There’s no guarantee for such a delicate operation nearly a mile below the water’s surface, officials said, and the permanent fix of plugging the well from the bottom remains slated for mid-August.
“It’s not just going to be, you put the cap on, it’s done. It’s not like putting a cap on a tube of toothpaste,” Coast Guard spokesman Capt. James McPherson said.v
Robotic submarines removed the cap Saturday that had been placed on top of the leak in early June to collect the oil and send it to surface ships for collection or burning. BP aims to have the new, tighter cap in place as early as Monday and that, as of Sunday morning, the work was going according to plan. BP hopes the capping operation will be done within three to six days.
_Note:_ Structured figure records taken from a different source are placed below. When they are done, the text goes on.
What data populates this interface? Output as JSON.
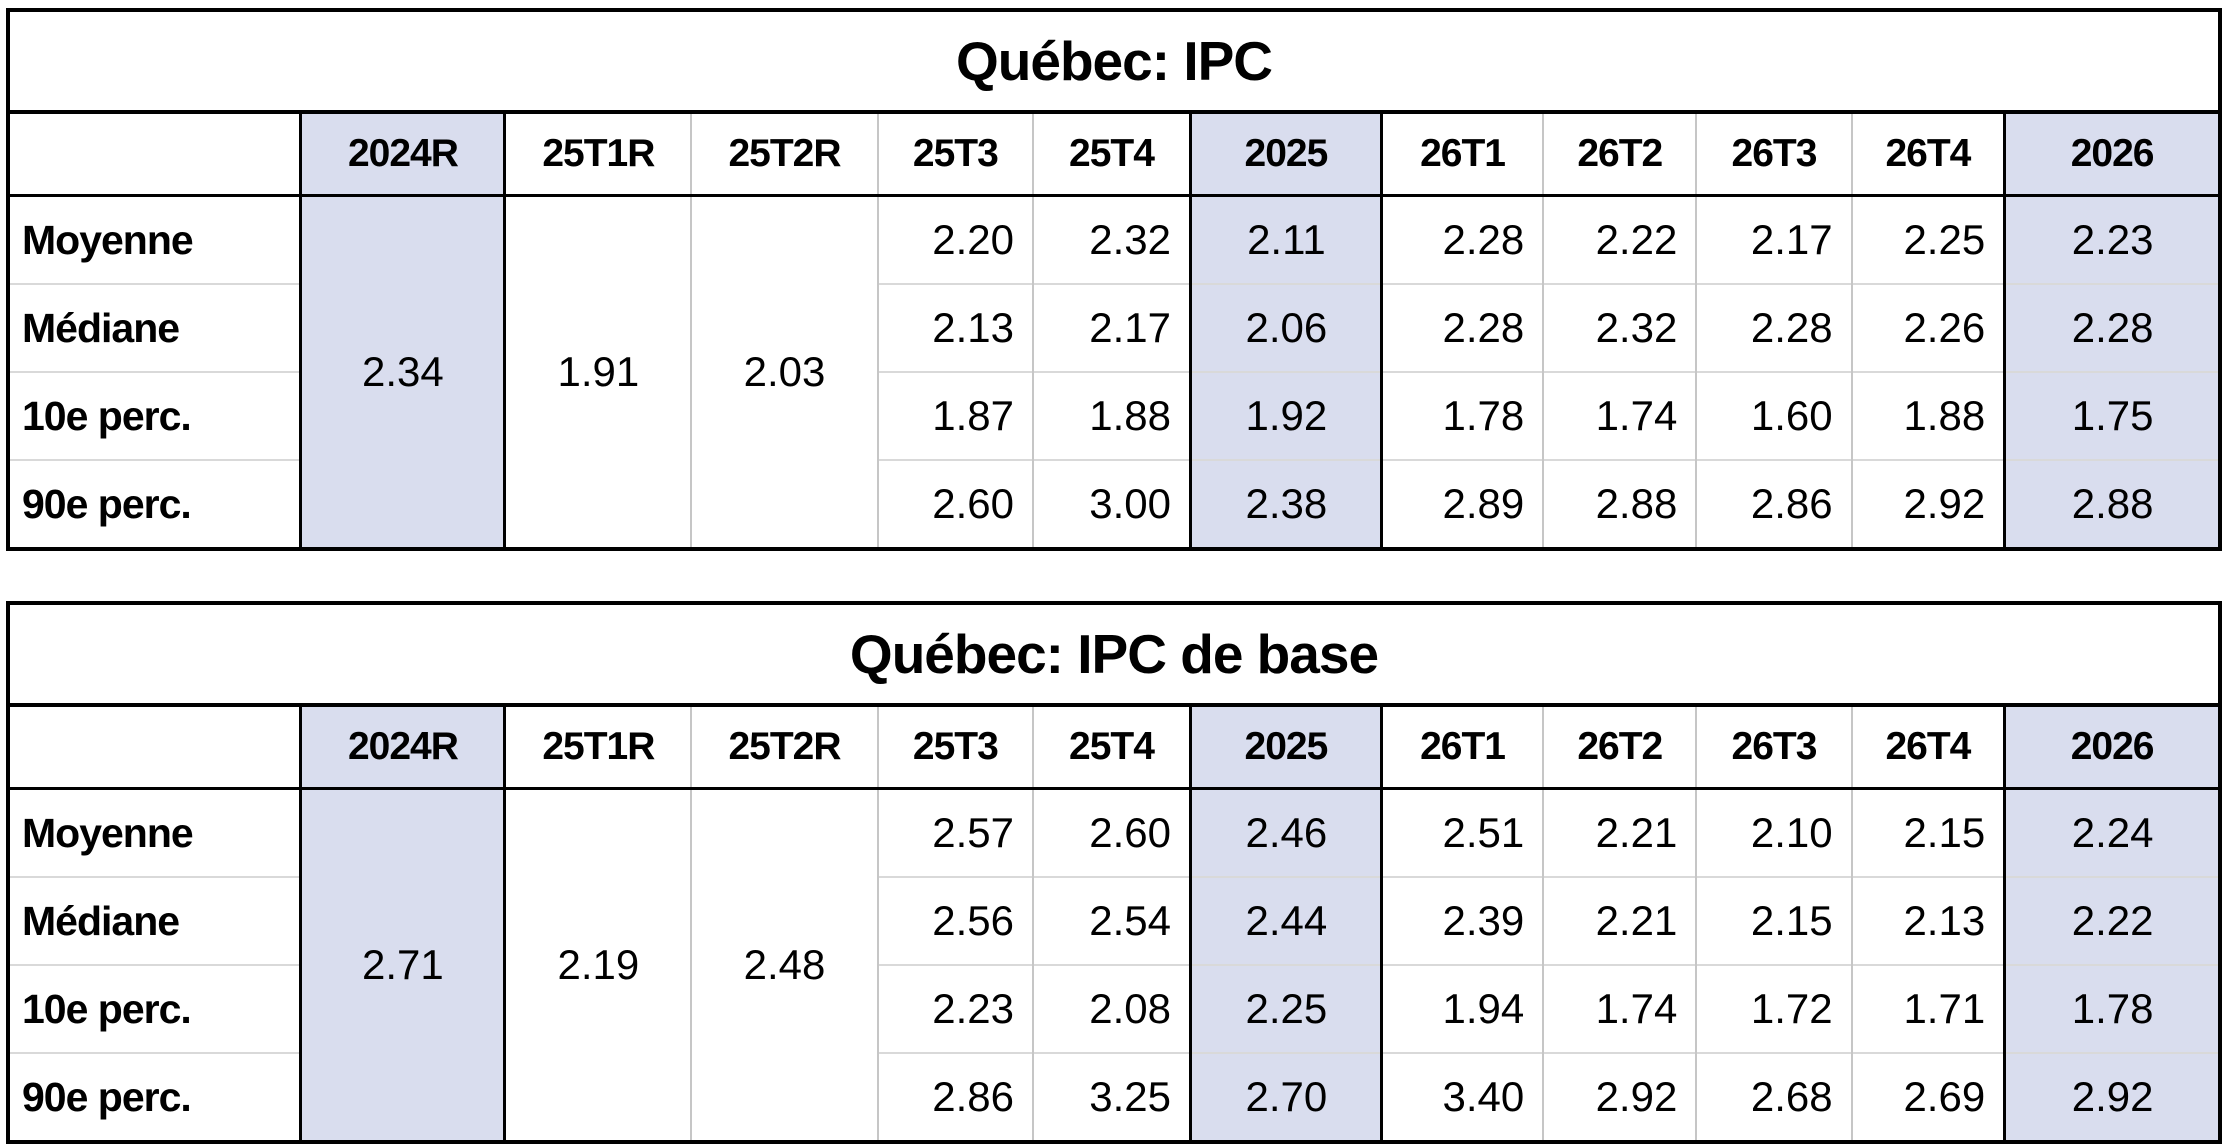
{
  "colors": {
    "highlight_fill": "#d9ddee",
    "grid_line": "#c6c6c6",
    "table_border": "#000000"
  },
  "chart_data": [
    {
      "type": "table",
      "title": "Québec: IPC",
      "columns": [
        "2024R",
        "25T1R",
        "25T2R",
        "25T3",
        "25T4",
        "2025",
        "26T1",
        "26T2",
        "26T3",
        "26T4",
        "2026"
      ],
      "merged_columns": [
        "2024R",
        "25T1R",
        "25T2R"
      ],
      "merged_values": [
        "2.34",
        "1.91",
        "2.03"
      ],
      "highlight_columns": [
        "2024R",
        "2025",
        "2026"
      ],
      "rows": [
        {
          "label": "Moyenne",
          "values": [
            "2.20",
            "2.32",
            "2.11",
            "2.28",
            "2.22",
            "2.17",
            "2.25",
            "2.23"
          ]
        },
        {
          "label": "Médiane",
          "values": [
            "2.13",
            "2.17",
            "2.06",
            "2.28",
            "2.32",
            "2.28",
            "2.26",
            "2.28"
          ]
        },
        {
          "label": "10e perc.",
          "values": [
            "1.87",
            "1.88",
            "1.92",
            "1.78",
            "1.74",
            "1.60",
            "1.88",
            "1.75"
          ]
        },
        {
          "label": "90e perc.",
          "values": [
            "2.60",
            "3.00",
            "2.38",
            "2.89",
            "2.88",
            "2.86",
            "2.92",
            "2.88"
          ]
        }
      ]
    },
    {
      "type": "table",
      "title": "Québec: IPC de base",
      "columns": [
        "2024R",
        "25T1R",
        "25T2R",
        "25T3",
        "25T4",
        "2025",
        "26T1",
        "26T2",
        "26T3",
        "26T4",
        "2026"
      ],
      "merged_columns": [
        "2024R",
        "25T1R",
        "25T2R"
      ],
      "merged_values": [
        "2.71",
        "2.19",
        "2.48"
      ],
      "highlight_columns": [
        "2024R",
        "2025",
        "2026"
      ],
      "rows": [
        {
          "label": "Moyenne",
          "values": [
            "2.57",
            "2.60",
            "2.46",
            "2.51",
            "2.21",
            "2.10",
            "2.15",
            "2.24"
          ]
        },
        {
          "label": "Médiane",
          "values": [
            "2.56",
            "2.54",
            "2.44",
            "2.39",
            "2.21",
            "2.15",
            "2.13",
            "2.22"
          ]
        },
        {
          "label": "10e perc.",
          "values": [
            "2.23",
            "2.08",
            "2.25",
            "1.94",
            "1.74",
            "1.72",
            "1.71",
            "1.78"
          ]
        },
        {
          "label": "90e perc.",
          "values": [
            "2.86",
            "3.25",
            "2.70",
            "3.40",
            "2.92",
            "2.68",
            "2.69",
            "2.92"
          ]
        }
      ]
    }
  ]
}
Kent Wells, a BP senior vice president, said during a Sunday morning news briefing he was pleased with the progress but cautioned that unforeseen bumps could lie ahead.
“We’ve tried to work out as many of the bugs as we can. The challenge will come with something unexpected,” Wells said.
If tests show the new cap can withstand the pressure of the oil and is working, the Gulf region could get its most significant piece of good news since the April 20 explosion on the BP-leased Deepwater Horizon rig, which killed 11 workers.
It would be only a temporary solution to the catastrophe. Hope for permanently plugging the leak lies with two relief wells, the first of which should be finished by mid-August.